Views expressed in opinion columns are the author’s own.

First Lady Melania Trump is facing scrutiny over the white helmet she wore during a safari tour at Nairobi National Park. The style of hat resembles those worn by Europeans who colonized Africa and India, and many observers were critical of the statement Melania’s wardrobe appeared to be making. Historian Matt Carotenuto even likened it to someone wearing a Confederate uniform at a cotton farm in Alabama. In response to the uproar, the First Lady told reporters to “focus on what I do, not what I wear.”

Melania has a point, but the fact is that everything the First Lady does becomes political. The purpose of Melania’s trip was to promote the United States’ effort to support African nations in improving maternal and children’s health, as well as education. While these initiatives are admirable, it’s almost laughable that the First Lady is promoting American involvement in humanitarian aid while her husband has proven that he couldn’t care less.

The themes of the trip are directly in conflict with the president’s policies and attitude toward supplying foreign aid. Trump has proposed a decrease in international development programs by 30 percent. He wants to get rid of basic education funding for Malawi, cut millions of dollars to the state department’s international maternal and child health programs, and millions of Global Fund cash to combat HIV/AIDS, tuberculosis and malaria.

Despite her husband’s opposition to supplying aid, Melania spent time at schools and hospitals — including in Malawi, where there are tremendous barriers in access to education. The First Lady’s solo endeavors have sparked new hope among global health advocates, who see this trip as a possible stepping stone to increased efforts from the US to support developing nations.

It’s refreshing to see someone from the Trump administration showing some concern for those who are underprivileged. But to wear an outfit that is disturbingly similar to colonists of the past is a slap on the face to the millions of people who suffered — and continue to suffer — from Europeans draining their lands of resources.

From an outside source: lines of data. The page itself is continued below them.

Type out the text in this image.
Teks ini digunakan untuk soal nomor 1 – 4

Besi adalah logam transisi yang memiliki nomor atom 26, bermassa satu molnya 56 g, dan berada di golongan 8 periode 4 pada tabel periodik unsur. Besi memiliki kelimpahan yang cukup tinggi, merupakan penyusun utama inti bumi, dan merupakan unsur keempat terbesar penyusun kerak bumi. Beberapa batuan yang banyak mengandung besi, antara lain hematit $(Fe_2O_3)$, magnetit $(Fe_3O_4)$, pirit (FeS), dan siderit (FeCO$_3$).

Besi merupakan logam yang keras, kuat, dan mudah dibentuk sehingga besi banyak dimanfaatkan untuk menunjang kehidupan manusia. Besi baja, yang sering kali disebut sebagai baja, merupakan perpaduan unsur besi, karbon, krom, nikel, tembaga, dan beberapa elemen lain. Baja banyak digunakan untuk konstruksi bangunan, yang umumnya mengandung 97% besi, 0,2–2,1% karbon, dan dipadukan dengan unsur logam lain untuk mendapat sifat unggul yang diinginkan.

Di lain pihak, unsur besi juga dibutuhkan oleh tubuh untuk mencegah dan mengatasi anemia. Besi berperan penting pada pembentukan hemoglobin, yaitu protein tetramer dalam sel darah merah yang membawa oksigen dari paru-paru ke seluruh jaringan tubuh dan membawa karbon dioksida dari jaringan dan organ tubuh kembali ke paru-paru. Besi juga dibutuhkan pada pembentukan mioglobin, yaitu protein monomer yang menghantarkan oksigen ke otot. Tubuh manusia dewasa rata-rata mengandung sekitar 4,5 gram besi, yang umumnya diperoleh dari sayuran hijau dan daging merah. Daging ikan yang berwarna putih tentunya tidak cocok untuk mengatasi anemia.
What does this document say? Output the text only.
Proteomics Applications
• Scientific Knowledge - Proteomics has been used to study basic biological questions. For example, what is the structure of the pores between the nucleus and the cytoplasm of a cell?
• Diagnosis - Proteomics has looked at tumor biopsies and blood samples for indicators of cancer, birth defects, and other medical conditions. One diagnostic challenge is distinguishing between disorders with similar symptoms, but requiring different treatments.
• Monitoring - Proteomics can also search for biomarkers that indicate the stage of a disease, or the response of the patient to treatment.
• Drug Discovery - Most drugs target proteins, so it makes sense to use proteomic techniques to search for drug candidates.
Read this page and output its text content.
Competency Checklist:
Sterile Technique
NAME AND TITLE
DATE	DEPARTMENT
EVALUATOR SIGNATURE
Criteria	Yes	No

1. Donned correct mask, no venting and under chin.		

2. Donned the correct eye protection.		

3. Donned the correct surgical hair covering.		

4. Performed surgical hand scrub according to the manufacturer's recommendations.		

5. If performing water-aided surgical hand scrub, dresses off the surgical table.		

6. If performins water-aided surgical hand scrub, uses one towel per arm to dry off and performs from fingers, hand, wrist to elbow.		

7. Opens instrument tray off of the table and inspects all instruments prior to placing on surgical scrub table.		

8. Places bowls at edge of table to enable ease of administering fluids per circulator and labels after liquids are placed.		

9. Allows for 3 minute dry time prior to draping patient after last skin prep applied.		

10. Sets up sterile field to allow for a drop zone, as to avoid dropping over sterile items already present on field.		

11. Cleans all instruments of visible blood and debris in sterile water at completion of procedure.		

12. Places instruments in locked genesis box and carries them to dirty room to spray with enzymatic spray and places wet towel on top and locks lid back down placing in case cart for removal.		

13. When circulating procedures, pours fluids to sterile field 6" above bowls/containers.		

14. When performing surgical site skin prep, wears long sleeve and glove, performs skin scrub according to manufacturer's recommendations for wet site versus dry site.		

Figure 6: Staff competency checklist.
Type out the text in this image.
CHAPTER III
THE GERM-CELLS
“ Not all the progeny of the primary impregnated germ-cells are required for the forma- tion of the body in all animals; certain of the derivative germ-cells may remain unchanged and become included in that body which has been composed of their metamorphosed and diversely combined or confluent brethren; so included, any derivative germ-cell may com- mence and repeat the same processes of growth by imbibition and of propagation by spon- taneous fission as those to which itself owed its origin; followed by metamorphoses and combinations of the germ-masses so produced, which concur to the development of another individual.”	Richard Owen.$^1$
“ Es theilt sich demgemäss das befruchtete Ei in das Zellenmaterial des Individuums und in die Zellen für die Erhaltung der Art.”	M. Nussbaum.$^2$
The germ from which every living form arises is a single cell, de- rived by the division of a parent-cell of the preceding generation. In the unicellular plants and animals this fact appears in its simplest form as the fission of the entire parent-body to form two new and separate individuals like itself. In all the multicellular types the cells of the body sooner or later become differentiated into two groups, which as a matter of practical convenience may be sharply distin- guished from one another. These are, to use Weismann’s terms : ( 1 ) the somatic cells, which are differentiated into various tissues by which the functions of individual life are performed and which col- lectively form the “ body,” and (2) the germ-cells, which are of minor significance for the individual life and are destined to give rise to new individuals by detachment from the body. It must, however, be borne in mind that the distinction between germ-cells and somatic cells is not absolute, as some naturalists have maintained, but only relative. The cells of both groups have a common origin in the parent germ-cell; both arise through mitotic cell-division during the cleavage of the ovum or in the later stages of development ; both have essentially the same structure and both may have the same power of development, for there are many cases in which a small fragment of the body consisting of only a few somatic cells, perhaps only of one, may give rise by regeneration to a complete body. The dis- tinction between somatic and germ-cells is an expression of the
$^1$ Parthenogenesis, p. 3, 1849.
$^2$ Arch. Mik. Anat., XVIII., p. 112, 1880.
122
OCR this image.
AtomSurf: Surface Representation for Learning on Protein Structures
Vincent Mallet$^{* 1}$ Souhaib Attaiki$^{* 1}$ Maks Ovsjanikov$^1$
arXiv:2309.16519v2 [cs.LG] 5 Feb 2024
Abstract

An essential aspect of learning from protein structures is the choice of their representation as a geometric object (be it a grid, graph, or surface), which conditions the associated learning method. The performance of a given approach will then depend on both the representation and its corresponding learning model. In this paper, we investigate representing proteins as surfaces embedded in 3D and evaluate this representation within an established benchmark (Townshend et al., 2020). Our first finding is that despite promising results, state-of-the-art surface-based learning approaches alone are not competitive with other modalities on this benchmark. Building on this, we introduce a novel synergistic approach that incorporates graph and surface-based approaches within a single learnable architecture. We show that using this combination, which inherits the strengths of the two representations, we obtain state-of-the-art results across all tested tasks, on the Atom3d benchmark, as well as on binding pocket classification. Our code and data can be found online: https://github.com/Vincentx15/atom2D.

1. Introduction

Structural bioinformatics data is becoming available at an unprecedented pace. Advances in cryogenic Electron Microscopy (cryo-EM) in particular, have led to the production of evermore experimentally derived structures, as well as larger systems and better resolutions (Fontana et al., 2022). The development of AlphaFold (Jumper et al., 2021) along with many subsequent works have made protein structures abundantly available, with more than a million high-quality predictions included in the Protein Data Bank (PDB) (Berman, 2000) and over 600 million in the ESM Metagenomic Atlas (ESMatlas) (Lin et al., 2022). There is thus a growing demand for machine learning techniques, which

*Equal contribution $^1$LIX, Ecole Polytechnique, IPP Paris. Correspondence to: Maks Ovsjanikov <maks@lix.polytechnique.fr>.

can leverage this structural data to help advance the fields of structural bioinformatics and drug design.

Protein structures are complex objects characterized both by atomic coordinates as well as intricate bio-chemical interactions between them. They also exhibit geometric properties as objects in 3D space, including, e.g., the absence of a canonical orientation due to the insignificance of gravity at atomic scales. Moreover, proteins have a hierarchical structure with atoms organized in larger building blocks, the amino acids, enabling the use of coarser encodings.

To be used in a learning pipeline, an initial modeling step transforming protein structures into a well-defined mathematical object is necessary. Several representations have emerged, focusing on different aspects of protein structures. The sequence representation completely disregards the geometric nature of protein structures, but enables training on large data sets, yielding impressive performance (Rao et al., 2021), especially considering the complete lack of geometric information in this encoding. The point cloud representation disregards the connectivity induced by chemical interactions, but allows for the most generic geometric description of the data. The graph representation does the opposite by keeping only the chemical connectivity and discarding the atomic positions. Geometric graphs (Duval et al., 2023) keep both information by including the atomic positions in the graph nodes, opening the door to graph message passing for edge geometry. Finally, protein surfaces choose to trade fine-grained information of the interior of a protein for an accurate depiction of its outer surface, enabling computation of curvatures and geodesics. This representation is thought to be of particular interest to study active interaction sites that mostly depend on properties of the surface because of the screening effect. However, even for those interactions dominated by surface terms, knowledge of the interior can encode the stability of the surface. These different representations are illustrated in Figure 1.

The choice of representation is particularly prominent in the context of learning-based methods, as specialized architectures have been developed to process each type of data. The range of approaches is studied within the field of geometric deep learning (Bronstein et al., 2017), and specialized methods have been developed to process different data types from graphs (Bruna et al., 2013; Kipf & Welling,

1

Let’s not forget the reason many modern developing countries are struggling is because powerful white men stole their money. So when the First Lady, whose husband is one of the world’s most powerful white men, walks around Nairobi looking like a colonist, people are justified in being outraged.

To give her the benefit of the doubt, maybe Melania’s wardrobe was just a careless choice that she never really considered the type of image it would project. What’s more important is that the First Lady proves that she really does care about her global aid initiatives by using her voice to impact federal decisions on foreign policy.

We don’t want to just see pictures of Melania with African children that are a marketing strategy to make the administration look better. We want to see her using her position of privilege and power to make the changes she says she wants to see in the world.